Tips and Best Practices for Ransomware Protection
There are several ways that enterprises and their employees can play a role in protecting the company’s sensitive data from ransomware attacks, such as:
- Educating employees: This is the first line of defense against ransomware. As ransomware is commonly introduced through email attachments and links, arming employees with the knowledge they need to practice secure email and browsing habits can prevent many ransomware attacks from succeeding. Train employees on how to recognize phishing attacks as well as best practices such as not opening attachments or links in emails from unknown senders, checking link URLs, and never clicking pop-up windows. Training should be ongoing rather than a single session to ensure that employees keep up with new threats and maintain secure habits.
- Back up your files regularly and frequently: Having diligent data backup processes in place can limit the damage caused by a ransomware attack significantly, as encrypted data can be restored without paying a ransom.

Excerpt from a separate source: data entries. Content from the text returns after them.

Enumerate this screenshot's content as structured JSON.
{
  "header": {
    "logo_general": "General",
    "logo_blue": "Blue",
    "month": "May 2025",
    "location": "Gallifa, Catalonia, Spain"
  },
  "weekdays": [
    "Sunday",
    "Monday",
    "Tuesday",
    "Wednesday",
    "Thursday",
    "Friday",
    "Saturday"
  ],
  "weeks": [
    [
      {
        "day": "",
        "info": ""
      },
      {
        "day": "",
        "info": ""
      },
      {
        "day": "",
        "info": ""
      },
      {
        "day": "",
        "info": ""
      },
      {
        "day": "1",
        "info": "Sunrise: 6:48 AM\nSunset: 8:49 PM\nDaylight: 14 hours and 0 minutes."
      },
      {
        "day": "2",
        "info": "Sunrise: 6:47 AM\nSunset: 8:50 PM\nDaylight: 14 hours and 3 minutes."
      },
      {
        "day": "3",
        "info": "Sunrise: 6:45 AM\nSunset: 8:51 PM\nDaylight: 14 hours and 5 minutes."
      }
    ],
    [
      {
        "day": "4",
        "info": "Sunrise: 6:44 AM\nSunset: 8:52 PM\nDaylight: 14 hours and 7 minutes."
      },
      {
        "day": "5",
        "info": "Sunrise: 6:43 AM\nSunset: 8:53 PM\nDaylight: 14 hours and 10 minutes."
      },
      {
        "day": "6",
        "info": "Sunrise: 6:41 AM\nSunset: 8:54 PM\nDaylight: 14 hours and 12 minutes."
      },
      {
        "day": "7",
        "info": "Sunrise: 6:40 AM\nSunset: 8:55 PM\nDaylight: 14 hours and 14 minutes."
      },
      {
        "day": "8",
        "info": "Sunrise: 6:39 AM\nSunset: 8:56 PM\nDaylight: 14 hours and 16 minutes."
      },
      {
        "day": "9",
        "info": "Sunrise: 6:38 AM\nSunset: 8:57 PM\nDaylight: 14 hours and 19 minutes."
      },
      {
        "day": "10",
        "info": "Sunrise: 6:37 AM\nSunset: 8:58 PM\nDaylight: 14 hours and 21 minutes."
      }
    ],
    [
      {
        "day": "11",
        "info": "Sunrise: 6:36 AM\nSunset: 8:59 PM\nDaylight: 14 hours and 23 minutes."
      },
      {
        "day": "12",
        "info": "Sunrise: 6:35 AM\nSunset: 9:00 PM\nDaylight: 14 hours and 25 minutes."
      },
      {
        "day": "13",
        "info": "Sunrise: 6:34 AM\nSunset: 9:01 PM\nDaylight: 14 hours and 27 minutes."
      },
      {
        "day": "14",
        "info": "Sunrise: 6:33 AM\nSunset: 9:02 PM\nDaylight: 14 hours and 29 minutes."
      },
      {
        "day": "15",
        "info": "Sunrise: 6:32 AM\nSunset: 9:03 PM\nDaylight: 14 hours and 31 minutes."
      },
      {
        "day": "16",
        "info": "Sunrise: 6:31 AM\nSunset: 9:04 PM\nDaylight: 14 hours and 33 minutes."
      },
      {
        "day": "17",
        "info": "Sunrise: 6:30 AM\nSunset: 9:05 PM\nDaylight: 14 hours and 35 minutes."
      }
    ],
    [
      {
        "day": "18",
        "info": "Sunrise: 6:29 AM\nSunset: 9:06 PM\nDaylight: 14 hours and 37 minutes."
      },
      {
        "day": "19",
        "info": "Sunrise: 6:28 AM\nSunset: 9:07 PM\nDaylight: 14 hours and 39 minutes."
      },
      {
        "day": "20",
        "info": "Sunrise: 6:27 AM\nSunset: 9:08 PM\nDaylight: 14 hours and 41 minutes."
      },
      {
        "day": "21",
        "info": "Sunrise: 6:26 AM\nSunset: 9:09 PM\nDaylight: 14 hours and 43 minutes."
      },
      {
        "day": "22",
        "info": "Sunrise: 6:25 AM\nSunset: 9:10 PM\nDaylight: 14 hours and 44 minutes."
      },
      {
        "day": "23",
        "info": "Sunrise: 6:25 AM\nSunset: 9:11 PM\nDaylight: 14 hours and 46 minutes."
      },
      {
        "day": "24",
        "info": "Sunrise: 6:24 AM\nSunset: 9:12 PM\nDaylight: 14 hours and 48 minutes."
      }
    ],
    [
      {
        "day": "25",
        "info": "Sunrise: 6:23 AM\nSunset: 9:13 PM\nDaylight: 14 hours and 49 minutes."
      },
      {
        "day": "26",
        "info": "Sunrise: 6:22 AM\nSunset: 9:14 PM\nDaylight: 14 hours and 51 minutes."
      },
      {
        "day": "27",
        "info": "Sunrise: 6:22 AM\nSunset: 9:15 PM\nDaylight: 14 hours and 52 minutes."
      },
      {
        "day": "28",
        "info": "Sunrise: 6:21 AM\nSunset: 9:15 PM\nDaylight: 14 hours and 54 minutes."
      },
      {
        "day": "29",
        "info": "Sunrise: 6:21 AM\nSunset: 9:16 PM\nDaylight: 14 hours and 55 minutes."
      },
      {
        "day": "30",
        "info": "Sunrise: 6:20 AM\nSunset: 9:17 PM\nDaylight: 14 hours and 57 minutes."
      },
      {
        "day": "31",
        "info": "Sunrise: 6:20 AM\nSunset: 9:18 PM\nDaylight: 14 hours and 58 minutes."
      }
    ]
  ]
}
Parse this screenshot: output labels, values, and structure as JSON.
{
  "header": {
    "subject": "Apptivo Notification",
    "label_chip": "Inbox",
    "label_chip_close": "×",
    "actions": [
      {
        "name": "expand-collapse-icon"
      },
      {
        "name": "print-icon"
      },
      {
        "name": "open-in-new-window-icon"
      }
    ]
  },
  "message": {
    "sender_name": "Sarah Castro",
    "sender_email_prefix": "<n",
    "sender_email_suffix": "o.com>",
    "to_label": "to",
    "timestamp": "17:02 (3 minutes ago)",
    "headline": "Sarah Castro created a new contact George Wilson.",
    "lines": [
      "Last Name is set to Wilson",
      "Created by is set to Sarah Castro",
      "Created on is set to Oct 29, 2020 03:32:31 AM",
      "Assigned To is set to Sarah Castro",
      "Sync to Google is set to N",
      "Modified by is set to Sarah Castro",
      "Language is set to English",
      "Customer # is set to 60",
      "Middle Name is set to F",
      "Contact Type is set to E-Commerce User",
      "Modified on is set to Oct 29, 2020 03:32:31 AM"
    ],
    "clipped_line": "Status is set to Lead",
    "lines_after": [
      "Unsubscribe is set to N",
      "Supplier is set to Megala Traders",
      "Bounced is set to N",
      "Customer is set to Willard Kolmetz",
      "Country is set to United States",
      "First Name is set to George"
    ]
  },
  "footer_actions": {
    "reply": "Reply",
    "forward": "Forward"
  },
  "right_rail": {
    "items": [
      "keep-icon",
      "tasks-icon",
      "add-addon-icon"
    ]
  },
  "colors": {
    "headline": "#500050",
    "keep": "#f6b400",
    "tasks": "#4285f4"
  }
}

- Practice the principal of least privilege: Granting unlimited access to networks and software applications is not only hazardous to the organization’s security posture but can also lead to a multitude of errors and other mishaps resulting from employees using programs or features they don’t require access to. Configure employee accounts with only the access privileges required for their job roles.
- Keep operating systems and all software up-to-date: Software updates typically contain patches for security vulnerabilities and should be installed as soon as they’re made available. Enable automatic updates whenever possible to streamline this process.
- Disable features like autorun, remote desktop connections, and macro content in Microsoft Office applications: These are features that aren’t necessary for most employees yet can be exploited by attackers to spread ransomware and other forms of malware.
- Don’t pay ransoms unless absolutely necessary: Paying the ransom only establishes you as a paying target for future attacks and has even led to follow-on data breaches at some organizations. Unless you have absolutely no other choice, avoid paying ransoms.
Ransomware Protection Solutions
In addition to following the best practices listed above, businesses should consider implementing ransomware protection solutions to improve their systems’ defenses against ransomware attacks. Ransomware protection reliant on signature-based security methods are largely ineffective, as new ransomware programs are being developed all the time. Today ransomware protection requires a multi-pronged approach that combines user education with solutions for ransomware prevention and detection. Solutions like advanced threat protection or endpoint detection and response provide behavior-based detection and blocking of ransomware attacks that go beyond the limitations of signature-based detection of known malware. Additionally, many enterprises implement application whitelisting to bolster ransomware protection efforts. This solution allows only specified applications to run, reducing the risk of ransomware programs executing on local machines.